Commercial aviation has soared in the century since the Wright brothers took flight. But in terms of the business of ferrying passengers and cargo across the Atlantic Ocean, relatively little has changed since 1944 when U.S. and European delegations met in Chicago to set international regulations. The propeller airliner of that era is long gone, but carriers still labor under bilateral agreements designed to protect narrow national interests by restricting who may fly where.

Deregulation of the domestic U.S. airline industry in 1978 produced lower fares and more flights on popular routes. The deregulation wave that broke in Europe during the 1990s gave rise to such low-cost regional alternatives as Ryanair and easyJet. Yet even as international travel is battered by a poor global economy, lingering effects of terrorist attacks and SARS, international flight rules are largely frozen in time.

The air travel treaties that dictate where and when airlines can fly between the United States and individual European countries end up protecting the financial interests of big airlines -- including American Airlines, British Airways and Air France -- but the rules inflate prices and reduce choice for travelers because they prevent efficient competition.

The international airline industry sees the need for change. That is what's pushing mergers planned by British Airways (with Spain's Iberia Airlines) and Air France (with KLM Royal Dutch Airlines). Airlines are also bypassing bilateral agreements with marketing partnerships among several airlines that allow flights to more places to be booked more freely.

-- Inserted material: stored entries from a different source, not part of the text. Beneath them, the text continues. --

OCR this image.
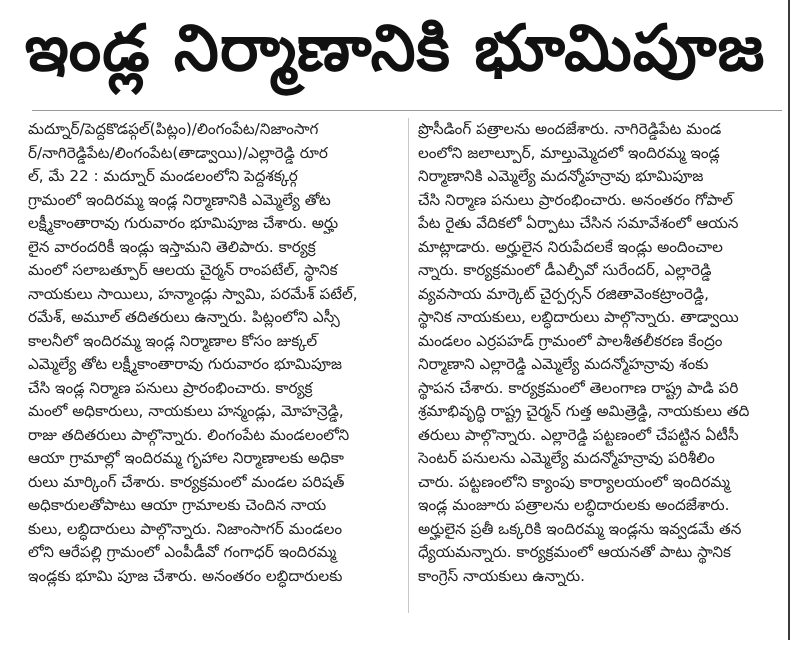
ఇండ్ల నిర్మాణానికి భూమిపూజ
మద్నూర్/పెద్దకొడప్గల్(పిట్లం)/లింగంపేట/నిజాంసాగ
ర్/నాగిరెడ్డిపేట/లింగంపేట(తాడ్వాయి)/ఎల్లారెడ్డి రూర
ల్, మే 22 : మద్నూర్ మండలంలోని పెద్దశక్కర్గ
గ్రామంలో ఇందిరమ్మ ఇండ్ల నిర్మాణానికి ఎమ్మెల్యే తోట
లక్ష్మీకాంతారావు గురువారం భూమిపూజ చేశారు. అర్హు
లైన వారందరికీ ఇండ్లు ఇస్తామని తెలిపారు. కార్యక్ర
మంలో సలాబత్పూర్ ఆలయ చైర్మన్ రాంపటేల్, స్థానిక
నాయకులు సాయిలు, హన్మాండ్లు స్వామి, పరమేశ్ పటేల్,
రమేశ్, అమూల్ తదితరులు ఉన్నారు. పిట్లంలోని ఎస్సీ
కాలనీలో ఇందిరమ్మ ఇండ్ల నిర్మాణాల కోసం జుక్కల్
ఎమ్మెల్యే తోట లక్ష్మీకాంతారావు గురువారం భూమిపూజ
చేసి ఇండ్ల నిర్మాణ పనులు ప్రారంభించారు. కార్యక్ర
మంలో అధికారులు, నాయకులు హన్మండ్లు, మోహన్రెడ్డి,
రాజు తదితరులు పాల్గొన్నారు. లింగంపేట మండలంలోని
ఆయా గ్రామాల్లో ఇందిరమ్మ గృహాల నిర్మాణాలకు అధికా
రులు మార్కింగ్ చేశారు. కార్యక్రమంలో మండల పరిషత్
అధికారులతోపాటు ఆయా గ్రామాలకు చెందిన నాయ
కులు, లబ్ధిదారులు పాల్గొన్నారు. నిజాంసాగర్ మండలం
లోని ఆరేపల్లి గ్రామంలో ఎంపీడీవో గంగాధర్ ఇందిరమ్మ
ఇండ్లకు భూమి పూజ చేశారు. అనంతరం లబ్ధిదారులకు
ప్రొసీడింగ్ పత్రాలను అందజేశారు. నాగిరెడ్డిపేట మండ
లంలోని జలాల్పూర్, మాల్తుమ్మెదలో ఇందిరమ్మ ఇండ్ల
నిర్మాణానికి ఎమ్మెల్యే మదన్మోహన్రావు భూమిపూజ
చేసి నిర్మాణ పనులు ప్రారంభించారు. అనంతరం గోపాల్
పేట రైతు వేదికలో ఏర్పాటు చేసిన సమావేశంలో ఆయన
మాట్లాడారు. అర్హులైన నిరుపేదలకే ఇండ్లు అందించాల
న్నారు. కార్యక్రమంలో డీఎల్పీవో సురేందర్, ఎల్లారెడ్డి
వ్యవసాయ మార్కెట్ చైర్పర్సన్ రజితావెంకట్రాంరెడ్డి,
స్థానిక నాయకులు, లబ్ధిదారులు పాల్గొన్నారు. తాడ్వాయి
మండలం ఎర్రపహడ్ గ్రామంలో పాలశీతలీకరణ కేంద్రం
నిర్మాణాని ఎల్లారెడ్డి ఎమ్మెల్యే మదన్మోహన్రావు శంకు
స్థాపన చేశారు. కార్యక్రమంలో తెలంగాణ రాష్ట్ర పాడి పరి
శ్రమాభివృద్ధి రాష్ట్ర చైర్మన్ గుత్త అమిత్రెడ్డి, నాయకులు తది
తరులు పాల్గొన్నారు. ఎల్లారెడ్డి పట్టణంలో చేపట్టిన ఏటీసీ
సెంటర్ పనులను ఎమ్మెల్యే మదన్మోహన్రావు పరిశీలిం
చారు. పట్టణంలోని క్యాంపు కార్యాలయంలో ఇందిరమ్మ
ఇండ్ల మంజూరు పత్రాలను లబ్ధిదారులకు అందజేశారు.
అర్హులైన ప్రతీ ఒక్కరికి ఇందిరమ్మ ఇండ్లను ఇవ్వడమే తన
ధ్యేయమన్నారు. కార్యక్రమంలో ఆయనతో పాటు స్థానిక
కాంగ్రెస్ నాయకులు ఉన్నారు.
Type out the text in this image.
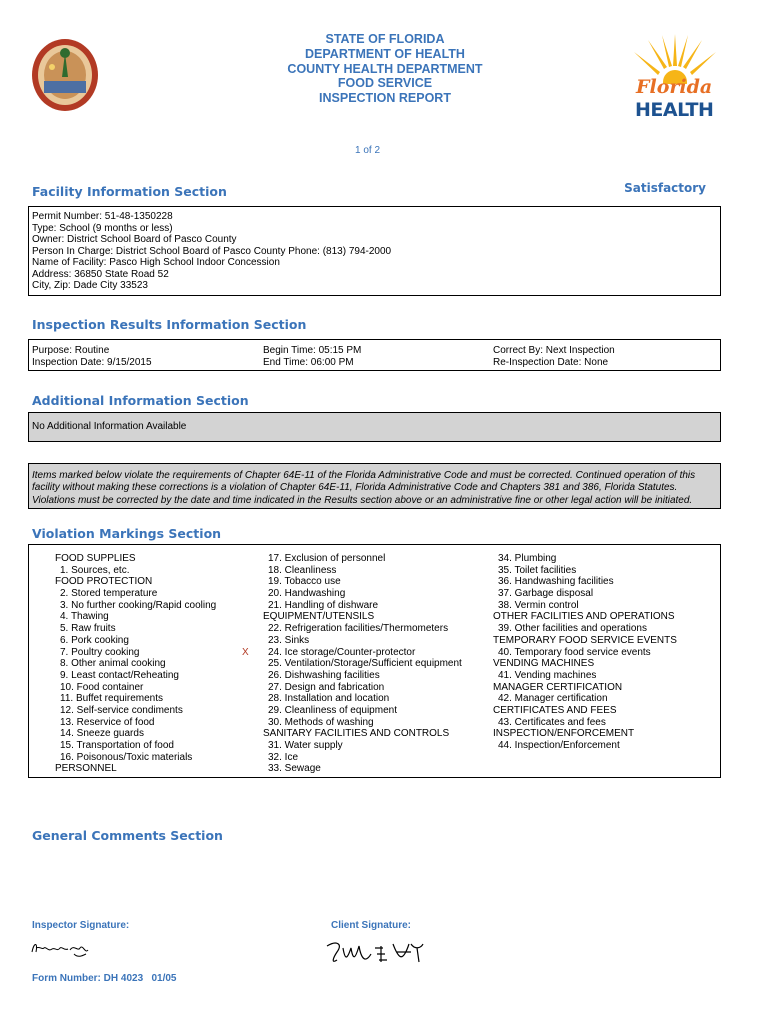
STATE OF FLORIDA
DEPARTMENT OF HEALTH
COUNTY HEALTH DEPARTMENT
FOOD SERVICE
INSPECTION REPORT
Florida
HEALTH
1 of 2
Satisfactory
Facility Information Section
Permit Number: 51-48-1350228
Type: School (9 months or less)
Owner: District School Board of Pasco County
Person In Charge: District School Board of Pasco County Phone: (813) 794-2000
Name of Facility: Pasco High School Indoor Concession
Address: 36850 State Road 52
City, Zip: Dade City 33523
Inspection Results Information Section
Purpose: Routine
Inspection Date: 9/15/2015
Begin Time: 05:15 PM
End Time: 06:00 PM
Correct By: Next Inspection
Re-Inspection Date: None
Additional Information Section
No Additional Information Available
Items marked below violate the requirements of Chapter 64E-11 of the Florida Administrative Code and must be corrected. Continued operation of this
facility without making these corrections is a violation of Chapter 64E-11, Florida Administrative Code and Chapters 381 and 386, Florida Statutes.
Violations must be corrected by the date and time indicated in the Results section above or an administrative fine or other legal action will be initiated.
Violation Markings Section
FOOD SUPPLIES
1. Sources, etc.
FOOD PROTECTION
2. Stored temperature
3. No further cooking/Rapid cooling
4. Thawing
5. Raw fruits
6. Pork cooking
7. Poultry cooking
8. Other animal cooking
9. Least contact/Reheating
10. Food container
11. Buffet requirements
12. Self-service condiments
13. Reservice of food
14. Sneeze guards
15. Transportation of food
16. Poisonous/Toxic materials
PERSONNEL
17. Exclusion of personnel
18. Cleanliness
19. Tobacco use
20. Handwashing
21. Handling of dishware
EQUIPMENT/UTENSILS
22. Refrigeration facilities/Thermometers
23. Sinks
24. Ice storage/Counter-protector
25. Ventilation/Storage/Sufficient equipment
26. Dishwashing facilities
27. Design and fabrication
28. Installation and location
29. Cleanliness of equipment
30. Methods of washing
SANITARY FACILITIES AND CONTROLS
31. Water supply
32. Ice
33. Sewage
34. Plumbing
35. Toilet facilities
36. Handwashing facilities
37. Garbage disposal
38. Vermin control
OTHER FACILITIES AND OPERATIONS
39. Other facilities and operations
TEMPORARY FOOD SERVICE EVENTS
40. Temporary food service events
VENDING MACHINES
41. Vending machines
MANAGER CERTIFICATION
42. Manager certification
CERTIFICATES AND FEES
43. Certificates and fees
INSPECTION/ENFORCEMENT
44. Inspection/Enforcement
X
General Comments Section
Inspector Signature:	Client Signature:
Form Number: DH 4023   01/05
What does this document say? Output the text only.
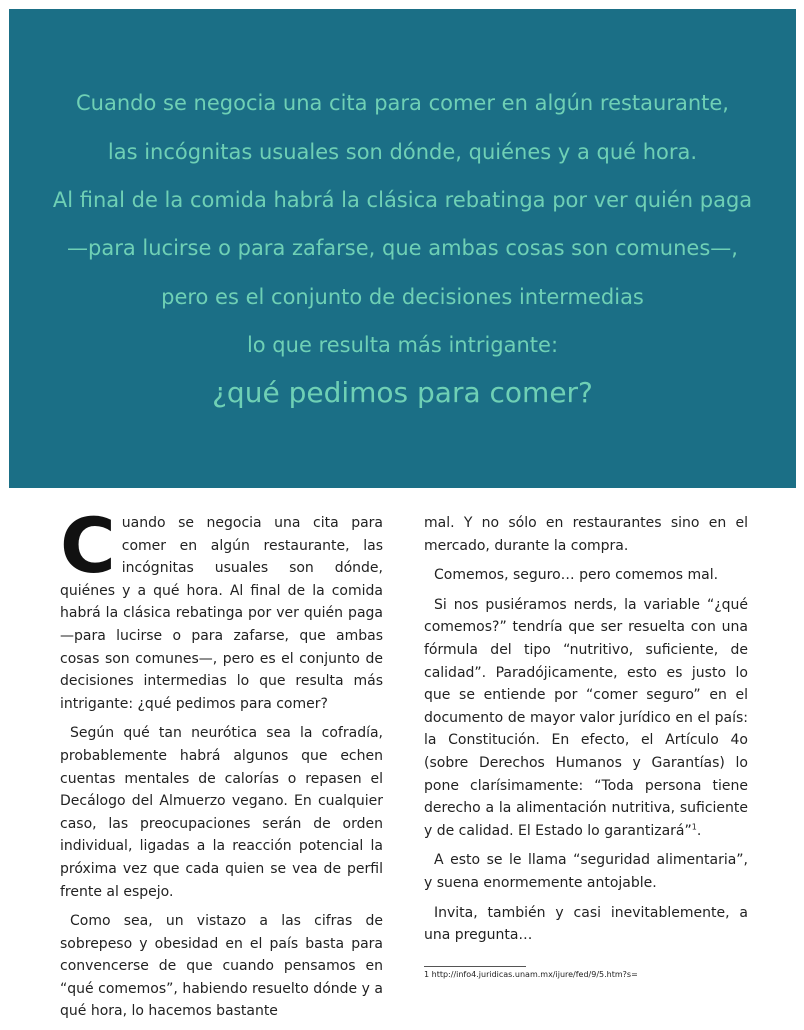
Cuando se negocia una cita para comer en algún restaurante,
las incógnitas usuales son dónde, quiénes y a qué hora.
Al final de la comida habrá la clásica rebatinga por ver quién paga
—para lucirse o para zafarse, que ambas cosas son comunes—,
pero es el conjunto de decisiones intermedias
lo que resulta más intrigante:
¿qué pedimos para comer?

C uando se negocia una cita para comer en algún restaurante, las incógnitas usuales son dónde, quiénes y a qué hora. Al final de la comida habrá la clásica rebatinga por ver quién paga —para lucirse o para zafarse, que ambas cosas son comunes—, pero es el conjunto de decisiones intermedias lo que resulta más intrigante: ¿qué pedimos para comer?

Según qué tan neurótica sea la cofradía, probablemente habrá algunos que echen cuentas mentales de calorías o repasen el Decálogo del Almuerzo vegano. En cualquier caso, las preocupaciones serán de orden individual, ligadas a la reacción potencial la próxima vez que cada quien se vea de perfil frente al espejo.

Como sea, un vistazo a las cifras de sobrepeso y obesidad en el país basta para convencerse de que cuando pensamos en “qué comemos”, habiendo resuelto dónde y a qué hora, lo hacemos bastante

mal. Y no sólo en restaurantes sino en el mercado, durante la compra.

Comemos, seguro… pero comemos mal.

Si nos pusiéramos nerds, la variable “¿qué comemos?” tendría que ser resuelta con una fórmula del tipo “nutritivo, suficiente, de calidad”. Paradójicamente, esto es justo lo que se entiende por “comer seguro” en el documento de mayor valor jurídico en el país: la Constitución. En efecto, el Artículo 4o (sobre Derechos Humanos y Garantías) lo pone clarísimamente: “Toda persona tiene derecho a la alimentación nutritiva, suficiente y de calidad. El Estado lo garantizará”$^1$.

A esto se le llama “seguridad alimentaria”, y suena enormemente antojable.

Invita, también y casi inevitablemente, a una pregunta…

1 http://info4.juridicas.unam.mx/ijure/fed/9/5.htm?s=
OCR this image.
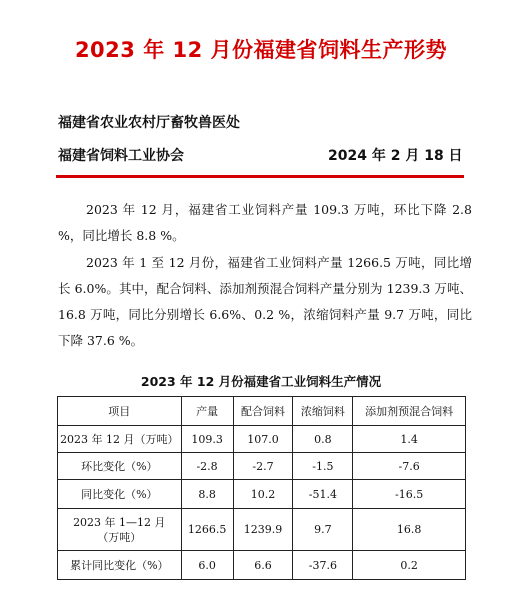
2023 年 12 月份福建省饲料生产形势
福建省农业农村厅畜牧兽医处
福建省饲料工业协会	2024 年 2 月 18 日
2023 年 12 月，福建省工业饲料产量 109.3 万吨，环比下降 2.8 %，同比增长 8.8 %。
2023 年 1 至 12 月份，福建省工业饲料产量 1266.5 万吨，同比增长 6.0%。其中，配合饲料、添加剂预混合饲料产量分别为 1239.3 万吨、16.8 万吨，同比分别增长 6.6%、0.2 %，浓缩饲料产量 9.7 万吨，同比下降 37.6 %。
2023 年 12 月份福建省工业饲料生产情况
项目	产量	配合饲料	浓缩饲料	添加剂预混合饲料
2023 年 12 月（万吨）	109.3	107.0	0.8	1.4
环比变化（%）	-2.8	-2.7	-1.5	-7.6
同比变化（%）	8.8	10.2	-51.4	-16.5

2023 年 1—12 月
（万吨）	1266.5	1239.9	9.7	16.8
累计同比变化（%）	6.0	6.6	-37.6	0.2
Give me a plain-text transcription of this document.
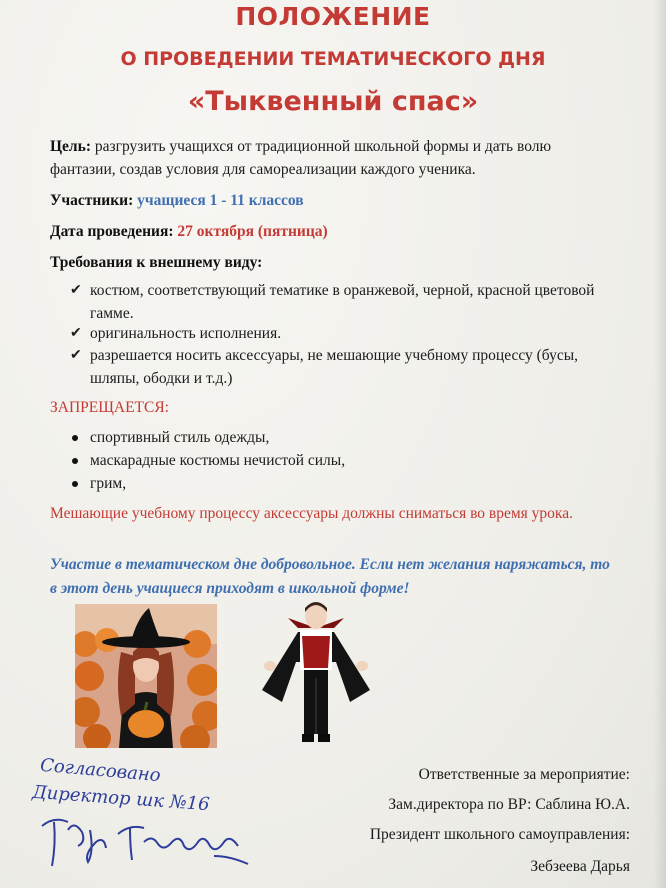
ПОЛОЖЕНИЕ
О ПРОВЕДЕНИИ ТЕМАТИЧЕСКОГО ДНЯ
«Тыквенный спас»
Цель: разгрузить учащихся от традиционной школьной формы и дать волю фантазии, создав условия для самореализации каждого ученика.
Участники: учащиеся 1 - 11 классов
Дата проведения: 27 октября (пятница)
Требования к внешнему виду:
✔ костюм, соответствующий тематике в оранжевой, черной, красной цветовой гамме.
✔ оригинальность исполнения.
✔ разрешается носить аксессуары, не мешающие учебному процессу (бусы, шляпы, ободки и т.д.)
ЗАПРЕЩАЕТСЯ:
спортивный стиль одежды,
маскарадные костюмы нечистой силы,
грим,
Мешающие учебному процессу аксессуары должны сниматься во время урока.
Участие в тематическом дне добровольное. Если нет желания наряжаться, то в этот день учащиеся приходят в школьной форме!
Согласовано
Директор шк №16
Ответственные за мероприятие:
Зам.директора по ВР: Саблина Ю.А.
Президент школьного самоуправления:
Зебзеева Дарья
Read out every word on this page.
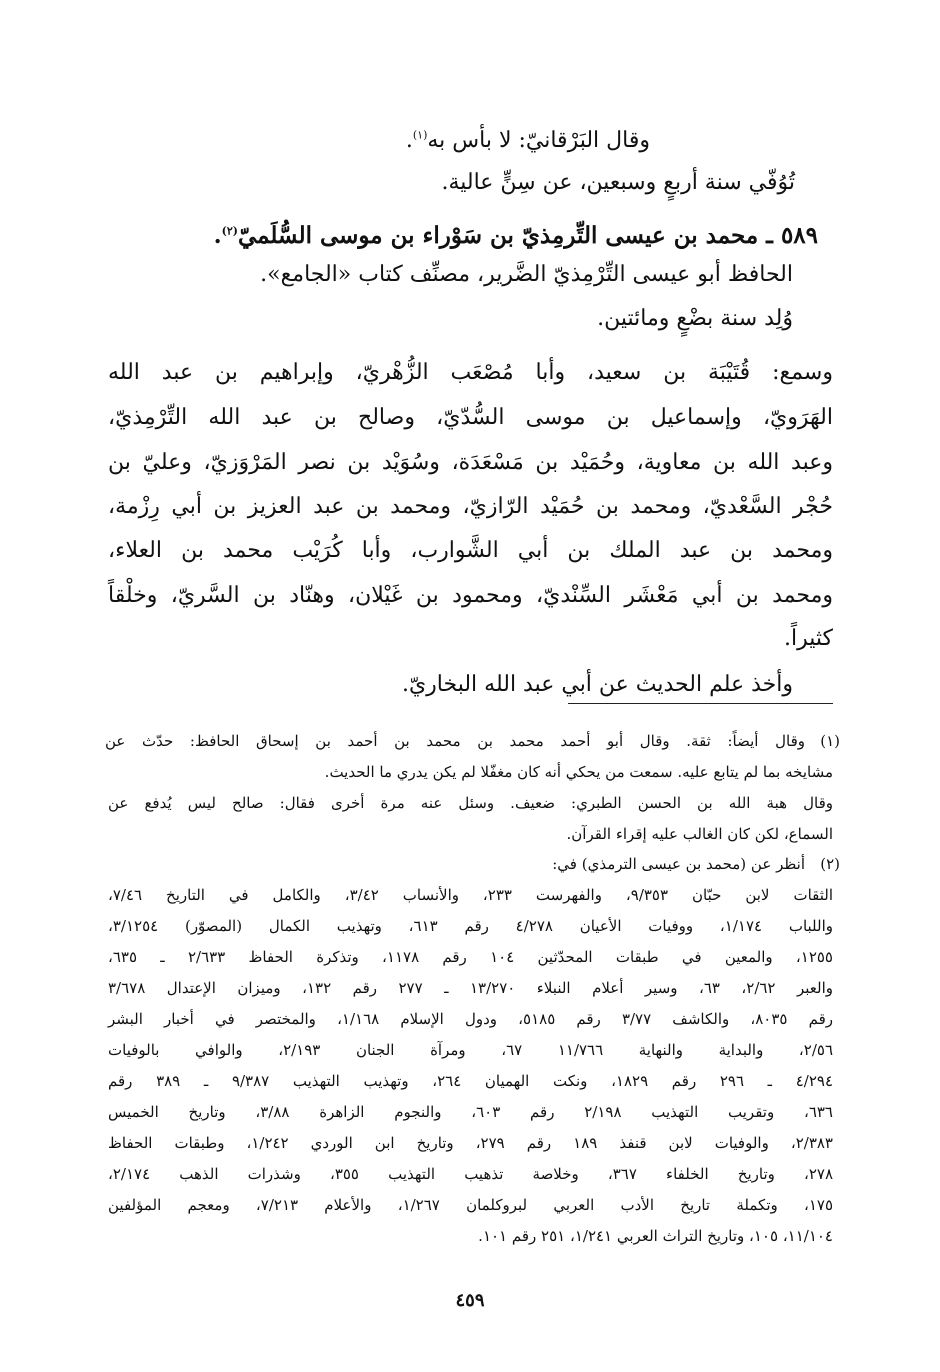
وقال البَرْقانيّ: لا بأس به$^{(١)}$.
تُوُفّي سنة أربعٍ وسبعين، عن سِنٍّ عالية.
٥٨٩ ـ محمد بن عيسى التِّرمِذيّ بن سَوْراء بن موسى السُّلَميّ$^{(٢)}$.
الحافظ أبو عيسى التِّرْمِذيّ الضَّرير، مصنِّف كتاب «الجامع».
وُلِد سنة بضْعٍ ومائتين.
وسمع: قُتَيْبَة بن سعيد، وأبا مُصْعَب الزُّهْريّ، وإبراهيم بن عبد الله
الهَرَويّ، وإسماعيل بن موسى السُّدّيّ، وصالح بن عبد الله التِّرْمِذيّ،
وعبد الله بن معاوية، وحُمَيْد بن مَسْعَدَة، وسُوَيْد بن نصر المَرْوَزيّ، وعليّ بن
حُجْر السَّعْديّ، ومحمد بن حُمَيْد الرّازيّ، ومحمد بن عبد العزيز بن أبي رِزْمة،
ومحمد بن عبد الملك بن أبي الشَّوارب، وأبا كُرَيْب محمد بن العلاء،
ومحمد بن أبي مَعْشَر السِّنْديّ، ومحمود بن غَيْلان، وهنّاد بن السَّريّ، وخلْقاً
كثيراً.
وأخذ علم الحديث عن أبي عبد الله البخاريّ.
(١)
وقال أيضاً: ثقة. وقال أبو أحمد محمد بن محمد بن أحمد بن إسحاق الحافظ: حدّث عن
مشايخه بما لم يتابع عليه. سمعت من يحكي أنه كان مغفّلا لم يكن يدري ما الحديث.
وقال هبة الله بن الحسن الطبري: ضعيف. وسئل عنه مرة أخرى فقال: صالح ليس يُدفع عن
السماع، لكن كان الغالب عليه إقراء القرآن.
(٢)
أنظر عن (محمد بن عيسى الترمذي) في:
الثقات لابن حبّان ٩/٣٥٣، والفهرست ٢٣٣، والأنساب ٣/٤٢، والكامل في التاريخ ٧/٤٦،
واللباب ١/١٧٤، ووفيات الأعيان ٤/٢٧٨ رقم ٦١٣، وتهذيب الكمال (المصوّر) ٣/١٢٥٤،
١٢٥٥، والمعين في طبقات المحدّثين ١٠٤ رقم ١١٧٨، وتذكرة الحفاظ ٢/٦٣٣ ـ ٦٣٥،
والعبر ٢/٦٢، ٦٣، وسير أعلام النبلاء ١٣/٢٧٠ ـ ٢٧٧ رقم ١٣٢، وميزان الإعتدال ٣/٦٧٨
رقم ٨٠٣٥، والكاشف ٣/٧٧ رقم ٥١٨٥، ودول الإسلام ١/١٦٨، والمختصر في أخبار البشر
٢/٥٦، والبداية والنهاية ١١/٧٦٦ ٦٧، ومرآة الجنان ٢/١٩٣، والوافي بالوفيات
٤/٢٩٤ ـ ٢٩٦ رقم ١٨٢٩، ونكت الهميان ٢٦٤، وتهذيب التهذيب ٩/٣٨٧ ـ ٣٨٩ رقم
٦٣٦، وتقريب التهذيب ٢/١٩٨ رقم ٦٠٣، والنجوم الزاهرة ٣/٨٨، وتاريخ الخميس
٢/٣٨٣، والوفيات لابن قنفذ ١٨٩ رقم ٢٧٩، وتاريخ ابن الوردي ١/٢٤٢، وطبقات الحفاظ
٢٧٨، وتاريخ الخلفاء ٣٦٧، وخلاصة تذهيب التهذيب ٣٥٥، وشذرات الذهب ٢/١٧٤،
١٧٥، وتكملة تاريخ الأدب العربي لبروكلمان ١/٢٦٧، والأعلام ٧/٢١٣، ومعجم المؤلفين
١١/١٠٤، ١٠٥، وتاريخ التراث العربي ١/٢٤١، ٢٥١ رقم ١٠١.
٤٥٩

The United States, which has already forged less-restrictive agreements with 11 European nations, will meet with European delegations in Brussels Dec. 8 to discuss additional changes. The European Union is moving toward a single commercial aviation market, and regulations must follow suit.

Truly open skies would give European airlines the right to fly domestic routes in the U.S. and vice versa. This would also require eliminating barriers, particularly in the United States, that hinder cross-border airline mergers. One thing that shouldn't change is the renewed emphasis on safety and security.

Consumers are jumping into their Daimler-Benz sedans, purchasing life insurance from John Hancock Financial Inc. (being acquired by a Canadian company) and buying Hellmann's Real Mayonnaise and Lipton tea from Unilever, a company formed decades ago when British and Dutch competitors merged.

Outmoded regulations that are still needlessly restricting competition across the Atlantic should fly off into history.